El malestar en la Policía de Jujuy dejó de ser un rumor de pasillo y empezó a tomar forma de protesta callejera. Familiares de efectivos en actividad y retirados se convocaron a una marcha este miércoles en la tarde en Plaza Belgrano.

El motivo es para rechazar una resolución que otorga mejoras en adicionales solo a cargos jerárquicos y cuerpos especiales, excluyendo al personal de comisarías y de patrullaje.
El dato que enciende la bronca en los policías dado que el básico según señalaron es de 223 Mil Pesos para un agente o un oficial ayudante recién ingresado. En un contexto de inflación persistente y costo de vida en alza, esa cifra es leída dentro de la fuerza como un salario de subsistencia.
Desde el Gobierno suelen destacar que el sueldo “de bolsillo” puede escalar a 800 mil o 900 mil pesos con adicionales, pero el problema advierten es que buena parte de esos montos son ítems no remunerativos que no impactan en aportes ni en la futura jubilación.
En declaraciones a medios locales, el policía retirado Cristian Álvaro Vargas fue directo: “Es la primera vez que se otorga un aumento solo a un sector jerárquico”.
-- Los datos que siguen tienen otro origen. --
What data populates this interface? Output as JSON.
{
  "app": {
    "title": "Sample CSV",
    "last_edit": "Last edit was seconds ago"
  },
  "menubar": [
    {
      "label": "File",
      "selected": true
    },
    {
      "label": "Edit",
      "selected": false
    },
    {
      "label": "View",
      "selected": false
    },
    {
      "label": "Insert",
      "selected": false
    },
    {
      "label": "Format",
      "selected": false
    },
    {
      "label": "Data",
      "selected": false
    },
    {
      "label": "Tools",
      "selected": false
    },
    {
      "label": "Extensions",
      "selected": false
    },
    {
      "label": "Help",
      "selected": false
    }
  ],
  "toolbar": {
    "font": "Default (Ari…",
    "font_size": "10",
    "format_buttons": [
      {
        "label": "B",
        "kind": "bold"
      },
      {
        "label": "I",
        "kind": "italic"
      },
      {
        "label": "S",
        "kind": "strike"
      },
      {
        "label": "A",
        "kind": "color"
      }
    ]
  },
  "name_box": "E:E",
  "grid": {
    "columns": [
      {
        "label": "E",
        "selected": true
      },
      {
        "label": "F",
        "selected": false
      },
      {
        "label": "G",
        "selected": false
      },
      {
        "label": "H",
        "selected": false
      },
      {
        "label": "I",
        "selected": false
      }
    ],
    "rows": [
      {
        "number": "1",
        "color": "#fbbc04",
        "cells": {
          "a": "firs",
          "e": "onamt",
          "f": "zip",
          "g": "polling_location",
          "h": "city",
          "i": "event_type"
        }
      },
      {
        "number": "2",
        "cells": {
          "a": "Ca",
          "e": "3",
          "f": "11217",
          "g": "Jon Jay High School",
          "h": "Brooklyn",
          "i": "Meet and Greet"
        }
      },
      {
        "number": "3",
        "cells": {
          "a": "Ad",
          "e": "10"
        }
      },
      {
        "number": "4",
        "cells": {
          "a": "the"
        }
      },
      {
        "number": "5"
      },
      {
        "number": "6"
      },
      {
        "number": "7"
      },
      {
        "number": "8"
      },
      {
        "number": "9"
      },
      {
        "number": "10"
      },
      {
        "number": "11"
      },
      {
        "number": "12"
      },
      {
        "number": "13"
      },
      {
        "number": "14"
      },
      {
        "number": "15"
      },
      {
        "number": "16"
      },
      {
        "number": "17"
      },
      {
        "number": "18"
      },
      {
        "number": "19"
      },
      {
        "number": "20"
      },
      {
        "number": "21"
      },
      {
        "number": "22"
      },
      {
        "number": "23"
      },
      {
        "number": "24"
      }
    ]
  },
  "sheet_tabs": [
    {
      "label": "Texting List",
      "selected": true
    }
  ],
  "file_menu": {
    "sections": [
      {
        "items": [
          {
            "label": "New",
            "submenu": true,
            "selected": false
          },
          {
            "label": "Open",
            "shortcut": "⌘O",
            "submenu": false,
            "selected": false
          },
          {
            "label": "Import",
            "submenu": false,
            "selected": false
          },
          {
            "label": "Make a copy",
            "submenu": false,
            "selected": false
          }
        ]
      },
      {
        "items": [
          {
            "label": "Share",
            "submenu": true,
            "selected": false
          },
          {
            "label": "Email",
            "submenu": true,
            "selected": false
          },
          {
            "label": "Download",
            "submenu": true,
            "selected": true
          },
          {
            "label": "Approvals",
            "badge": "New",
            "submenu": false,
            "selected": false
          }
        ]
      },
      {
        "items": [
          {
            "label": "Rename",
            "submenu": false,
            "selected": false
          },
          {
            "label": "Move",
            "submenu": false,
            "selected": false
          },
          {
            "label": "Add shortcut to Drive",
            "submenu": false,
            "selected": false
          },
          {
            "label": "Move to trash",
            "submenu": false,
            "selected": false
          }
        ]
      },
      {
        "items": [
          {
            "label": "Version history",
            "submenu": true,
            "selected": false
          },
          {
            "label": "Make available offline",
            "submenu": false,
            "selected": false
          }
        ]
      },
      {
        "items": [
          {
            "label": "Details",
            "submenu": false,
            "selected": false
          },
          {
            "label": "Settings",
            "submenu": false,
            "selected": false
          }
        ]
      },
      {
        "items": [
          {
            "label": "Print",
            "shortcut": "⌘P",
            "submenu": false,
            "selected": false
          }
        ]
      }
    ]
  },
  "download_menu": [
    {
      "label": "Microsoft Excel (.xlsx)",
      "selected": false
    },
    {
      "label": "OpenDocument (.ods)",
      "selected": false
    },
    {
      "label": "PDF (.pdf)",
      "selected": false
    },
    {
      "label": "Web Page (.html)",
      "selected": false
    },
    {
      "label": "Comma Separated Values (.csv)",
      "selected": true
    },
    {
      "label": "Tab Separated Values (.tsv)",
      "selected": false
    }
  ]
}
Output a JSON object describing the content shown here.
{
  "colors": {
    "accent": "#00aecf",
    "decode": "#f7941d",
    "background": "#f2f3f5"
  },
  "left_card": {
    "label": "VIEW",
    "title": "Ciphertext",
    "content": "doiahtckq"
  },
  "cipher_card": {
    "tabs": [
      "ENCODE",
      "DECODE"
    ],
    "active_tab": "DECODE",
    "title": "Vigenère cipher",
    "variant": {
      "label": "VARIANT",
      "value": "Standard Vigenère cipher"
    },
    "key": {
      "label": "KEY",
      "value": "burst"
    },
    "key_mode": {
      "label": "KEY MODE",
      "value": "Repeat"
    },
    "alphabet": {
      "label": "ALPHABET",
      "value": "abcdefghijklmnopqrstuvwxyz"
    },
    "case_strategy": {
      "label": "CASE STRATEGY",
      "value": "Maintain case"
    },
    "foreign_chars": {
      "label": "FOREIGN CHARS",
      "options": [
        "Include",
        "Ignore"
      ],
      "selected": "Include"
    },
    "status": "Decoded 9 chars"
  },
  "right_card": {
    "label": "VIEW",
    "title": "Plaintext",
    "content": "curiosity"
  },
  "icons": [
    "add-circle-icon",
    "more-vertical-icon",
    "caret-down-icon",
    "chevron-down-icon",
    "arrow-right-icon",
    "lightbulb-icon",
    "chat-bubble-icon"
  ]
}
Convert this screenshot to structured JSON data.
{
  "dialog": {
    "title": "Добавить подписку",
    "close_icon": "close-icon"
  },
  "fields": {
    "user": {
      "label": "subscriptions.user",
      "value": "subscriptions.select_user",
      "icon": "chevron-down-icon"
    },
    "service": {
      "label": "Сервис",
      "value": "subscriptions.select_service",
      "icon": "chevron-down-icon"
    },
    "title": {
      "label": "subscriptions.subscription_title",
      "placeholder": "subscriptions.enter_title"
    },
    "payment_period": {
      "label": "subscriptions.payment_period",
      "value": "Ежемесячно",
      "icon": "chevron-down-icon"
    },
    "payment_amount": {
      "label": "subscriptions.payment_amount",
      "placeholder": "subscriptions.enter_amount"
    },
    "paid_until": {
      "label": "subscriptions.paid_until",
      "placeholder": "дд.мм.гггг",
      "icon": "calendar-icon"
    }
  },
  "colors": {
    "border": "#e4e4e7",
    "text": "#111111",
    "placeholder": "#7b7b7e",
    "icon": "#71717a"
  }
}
La frase cayó como una confirmación de lo que muchos sospechaban, dado que la recomposición no fue horizontal sino selectiva. Y en una estructura vertical como la policial, eso no es un detalle técnico sino un mensaje político.
Denunciaron que el adicional cuestionado alcanzaría a custodias de Casa de Gobierno, cuerpos especiales, jefes regionales y directores de área. Quedan afuera los efectivos que trabajan en comisarías y barrios, los que atienden denuncias, intervienen en conflictos y llegan primero ante un hecho delictivo. La base siente que, otra vez, paga el costo del ajuste silencioso.
El reclamo también expone otras fisuras, como en el servicio adicionales que se abonan con demoras de entre dos y seis meses pese a que las empresas pagan en tiempo y forma y una estructura salarial inflada con conceptos en “gris” como riesgo, nocturnidad o productividad, que engordan el recibo pero no consolidan derechos.
A eso se suma la falta de personal en dependencias. Según denuncian, hay turnos que quedan cubiertos por apenas tres efectivos para zonas completas. El resultado es previsible: sobrecarga laboral, tiempos de respuesta más largos y mayor desgaste.
Aclararon que la convocatoria en Plaza Belgrano no surge de una conducción sindical inexistente en la fuerza sino de familiares. Es un dato clave: cuando la protesta sale del uniforme y la encabezan esposas, madres e hijos, el conflicto ya perforó la disciplina interna.
El reclamo no es solo por un adicional. Es por el básico de 223 Mil Pesos, por el achatamiento salarial y por lo que consideran una decisión “discriminatoria” que privilegia a la cúpula en detrimento de la base.